​         O büyük önder, gereken tek cümleyi kurmuş zaten : "Vatan Toprağı kutsaldır, kaderine terk edilemez". Şimdi biz sana ne anlatsak boş. Zira bu hanım tek değildir bu mevzuuda. Yurt çapında sizin milli duygularınızdan çekinip ağzını açamayan lakin ıssız kuytu köşelerde "aman canım, onca şehit veriyoruz, yazık günah. Verelim güneydoğuyu gitsin" diyen binlerce aymaz biliyorum.

        Neresinden başlamak gerekir bilmiyorum, zira hanımefendinin Türkiye Cumhuriyeti Devletine beslediği sebebi anlaşılamayan büyük hıncın aynısını, sebebini pekala bildiğim gayet mümbit duygularla ben de kendisine karşı hissediyorum. 

       Hanımefendiciğim, vatan toprağı herkese lazımdır. En çok da size lazımdır. Zira ben içinde oturduğum 110 m2 lojmanı kamu malıdır diye gönülden korurum. Lakin zat-ı gerzeklerinizin koruması gereken ciddi büyüklükte bir yalı vardır Fetoş bankalarından fonlanan. Yani vatan benden çok size lazım. Bu konforu bu hainlikle dünyanın hiç bir ülkesinde nasip etmezler zira insana.

        Şöyle karşılıklı bir oturup anlatmak ister miydim, vallahi anlayacağını bilsem anlatırdım. Çanakkale'de askeri olmayan alayın komutanı Mustafa Kemal, maaşını alıp oturmak varken koskoca ordu komutanı Alaman Paşaya niye dümdüz gitti?

Vardı sanırım bir gıcığı. Antepte Karayılan, Şahinbey mesela salak mıydı? Gelirdi İngiliz'i, Fransız'ı, biat ederdi çıkardı işin içinden. Serserilikten hep bunlar işte. Niye Maraş Kahraman oldu sanki? Kalesinde Minaresinde bayrağı görsen ne olacak görmesen ne? Sütçü İmam da macera arayan bir serdengeçtiydi zaten.
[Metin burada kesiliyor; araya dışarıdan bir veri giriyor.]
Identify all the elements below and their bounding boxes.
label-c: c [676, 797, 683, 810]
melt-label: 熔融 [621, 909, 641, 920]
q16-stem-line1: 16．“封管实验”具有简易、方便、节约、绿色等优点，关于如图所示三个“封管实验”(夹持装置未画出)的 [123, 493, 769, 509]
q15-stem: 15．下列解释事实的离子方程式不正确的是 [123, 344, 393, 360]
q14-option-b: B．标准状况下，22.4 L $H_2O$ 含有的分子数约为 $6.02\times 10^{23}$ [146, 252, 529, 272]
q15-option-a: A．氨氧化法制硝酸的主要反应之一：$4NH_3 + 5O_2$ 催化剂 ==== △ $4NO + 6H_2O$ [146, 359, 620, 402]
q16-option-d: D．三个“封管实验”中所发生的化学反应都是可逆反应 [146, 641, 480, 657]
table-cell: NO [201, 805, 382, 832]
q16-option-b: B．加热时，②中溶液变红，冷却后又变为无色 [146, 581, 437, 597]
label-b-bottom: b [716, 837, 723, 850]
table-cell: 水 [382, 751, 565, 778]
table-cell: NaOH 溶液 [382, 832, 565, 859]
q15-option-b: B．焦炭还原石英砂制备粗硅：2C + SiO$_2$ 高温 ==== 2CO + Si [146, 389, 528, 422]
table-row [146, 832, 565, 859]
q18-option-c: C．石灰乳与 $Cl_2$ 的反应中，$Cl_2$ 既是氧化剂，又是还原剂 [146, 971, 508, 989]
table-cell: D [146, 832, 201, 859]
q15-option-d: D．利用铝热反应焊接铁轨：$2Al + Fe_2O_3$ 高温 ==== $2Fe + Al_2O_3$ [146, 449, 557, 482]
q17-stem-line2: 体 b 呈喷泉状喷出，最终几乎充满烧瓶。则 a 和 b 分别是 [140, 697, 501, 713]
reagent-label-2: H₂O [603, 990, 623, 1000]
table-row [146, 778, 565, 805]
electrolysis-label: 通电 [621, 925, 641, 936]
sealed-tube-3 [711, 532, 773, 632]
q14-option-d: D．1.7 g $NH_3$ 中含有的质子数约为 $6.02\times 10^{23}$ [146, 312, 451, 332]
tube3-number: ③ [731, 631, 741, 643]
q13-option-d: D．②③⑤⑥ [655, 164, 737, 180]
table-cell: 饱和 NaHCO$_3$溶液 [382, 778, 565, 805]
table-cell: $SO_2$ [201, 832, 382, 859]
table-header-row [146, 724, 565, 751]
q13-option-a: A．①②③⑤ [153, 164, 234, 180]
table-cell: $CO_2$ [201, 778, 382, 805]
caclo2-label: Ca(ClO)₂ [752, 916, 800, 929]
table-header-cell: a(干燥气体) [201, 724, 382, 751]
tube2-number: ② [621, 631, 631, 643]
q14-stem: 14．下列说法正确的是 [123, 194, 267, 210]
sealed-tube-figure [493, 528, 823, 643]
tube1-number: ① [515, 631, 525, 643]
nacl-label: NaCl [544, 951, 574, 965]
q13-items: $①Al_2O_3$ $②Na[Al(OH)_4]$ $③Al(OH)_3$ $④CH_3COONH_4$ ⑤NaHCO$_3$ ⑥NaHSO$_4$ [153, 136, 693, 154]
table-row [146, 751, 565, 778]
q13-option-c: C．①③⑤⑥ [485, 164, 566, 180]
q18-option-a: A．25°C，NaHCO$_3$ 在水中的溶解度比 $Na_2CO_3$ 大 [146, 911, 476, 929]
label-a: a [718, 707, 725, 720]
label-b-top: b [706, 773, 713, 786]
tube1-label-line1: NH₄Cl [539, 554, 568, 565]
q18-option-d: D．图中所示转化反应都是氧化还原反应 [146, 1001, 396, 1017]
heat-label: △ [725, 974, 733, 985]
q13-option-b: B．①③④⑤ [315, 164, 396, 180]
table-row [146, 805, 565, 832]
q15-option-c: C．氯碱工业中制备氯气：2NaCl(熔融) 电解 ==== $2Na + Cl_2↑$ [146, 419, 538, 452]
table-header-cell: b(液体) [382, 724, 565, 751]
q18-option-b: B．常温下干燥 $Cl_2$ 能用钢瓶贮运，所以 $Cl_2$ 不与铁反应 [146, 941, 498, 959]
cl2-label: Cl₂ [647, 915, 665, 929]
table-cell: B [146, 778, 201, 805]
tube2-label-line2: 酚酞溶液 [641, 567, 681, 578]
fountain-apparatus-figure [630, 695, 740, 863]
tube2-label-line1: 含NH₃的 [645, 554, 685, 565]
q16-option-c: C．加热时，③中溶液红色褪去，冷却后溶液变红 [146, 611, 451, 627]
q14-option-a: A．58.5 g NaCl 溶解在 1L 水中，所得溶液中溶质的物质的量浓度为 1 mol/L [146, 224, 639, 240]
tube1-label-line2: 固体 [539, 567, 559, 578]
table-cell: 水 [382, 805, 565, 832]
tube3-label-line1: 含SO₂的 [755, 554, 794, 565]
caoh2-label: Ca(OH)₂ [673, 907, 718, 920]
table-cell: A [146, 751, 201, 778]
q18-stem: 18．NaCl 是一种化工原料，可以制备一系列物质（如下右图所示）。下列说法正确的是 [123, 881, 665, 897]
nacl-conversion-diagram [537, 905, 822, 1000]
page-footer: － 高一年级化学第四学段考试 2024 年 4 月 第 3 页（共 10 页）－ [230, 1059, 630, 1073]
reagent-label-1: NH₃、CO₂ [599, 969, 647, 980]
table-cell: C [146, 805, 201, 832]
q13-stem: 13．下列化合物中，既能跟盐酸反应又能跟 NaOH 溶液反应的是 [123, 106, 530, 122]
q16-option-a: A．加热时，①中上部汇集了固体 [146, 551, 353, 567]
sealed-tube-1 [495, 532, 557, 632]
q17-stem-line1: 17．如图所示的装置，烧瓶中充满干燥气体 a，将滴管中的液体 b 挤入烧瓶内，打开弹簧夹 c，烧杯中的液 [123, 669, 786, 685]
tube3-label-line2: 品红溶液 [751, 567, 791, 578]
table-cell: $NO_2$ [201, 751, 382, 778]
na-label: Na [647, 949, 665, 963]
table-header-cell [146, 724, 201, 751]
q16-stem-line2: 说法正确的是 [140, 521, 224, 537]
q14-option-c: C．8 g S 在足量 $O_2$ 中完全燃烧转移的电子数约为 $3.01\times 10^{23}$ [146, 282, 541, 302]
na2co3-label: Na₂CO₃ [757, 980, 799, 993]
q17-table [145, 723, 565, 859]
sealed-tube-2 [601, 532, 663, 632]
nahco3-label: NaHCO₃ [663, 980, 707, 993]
       Urfalılar neden korktu ki Halep'in işgalinden? Günlük güneşlik sıcacık evlerinde dokunmazdı halbuki kimse onlara. O kara Fatmalar, o Nene hatunlar, o Şerife bacılar, azıcık aşım kaygısız başım diyerek oturamaz mıydı evlerinde? Evlat katili birer mazoşist miydi bu kadınlar? Savaş yanlısı militaristler miydi yoksa? Evlatlarından esirgedikleri battaniyeyi cepheye giden merminin üstüne örttüler, canlarını hiçe saya saya.

        O hiç sevmediğiniz Mustafa Kemal, saraya damat olup, dert üstü murad üstü yaşasaydı ne olurdu ki? Güllük gülistanlık, gelsin cariyeler, gitsin içoğlanlar... Maceraperest, hayalperest işte. Siz gibi densizler konuşabilsin, Vatana kinlerini kusabilsinler diye ekranlarda, ömrünü tüketmiş. Ben olsam yapmazdım.

          Hakeza  Türkşen albay, ne gerek vardı gitti cebinden mazotunu koyduğu botlarla Kardak'a da rahatsız etti keçileri meçileri? Üstüne üstlük, stratejik efendilerimizi kızdırdı da ömrünün kaç senesine kıydı soğuk betonlarda ?

           Onca asker, rütbelisi, rütbesizi, öğretmeni, doktoru, mühendisi, bunların hepsinin eşleri, çoluğu çocuğu, baba yolu bekleyeni, kocayı özleyeni, soğuk mezar taşına yar diye evlat diye sarılanı... Bir keçi kadar değerimiz yok hanım ablanın gözünde. Boşa telef etmişiz ömrümüzü bir karış vatan toprağı uğruna. Fetonun uşaklığını yapıp boğazda yalıyı alsaymışız, olmadı mı, başka yola dönüp Cumhuriyete bir de o yandan saydırsaymışız bizden kıymetlisi yokmuş.

        Hepsi bir yana dün El Bab' da, bugün Afrin yolunda ne işimiz var idi? Gelsin evlatlar geri! Hiç olmazsa arkalarından ağlamayız... Ama majestelerinin keçileri mühim, rahatsız etmeyin ekselansları. Yalnız hanımefendinin unuttuğu bir şey var! O keçiler bile dandik bir köprü uğruna ölümü göze alıyorlar... Biz almışız çok mu?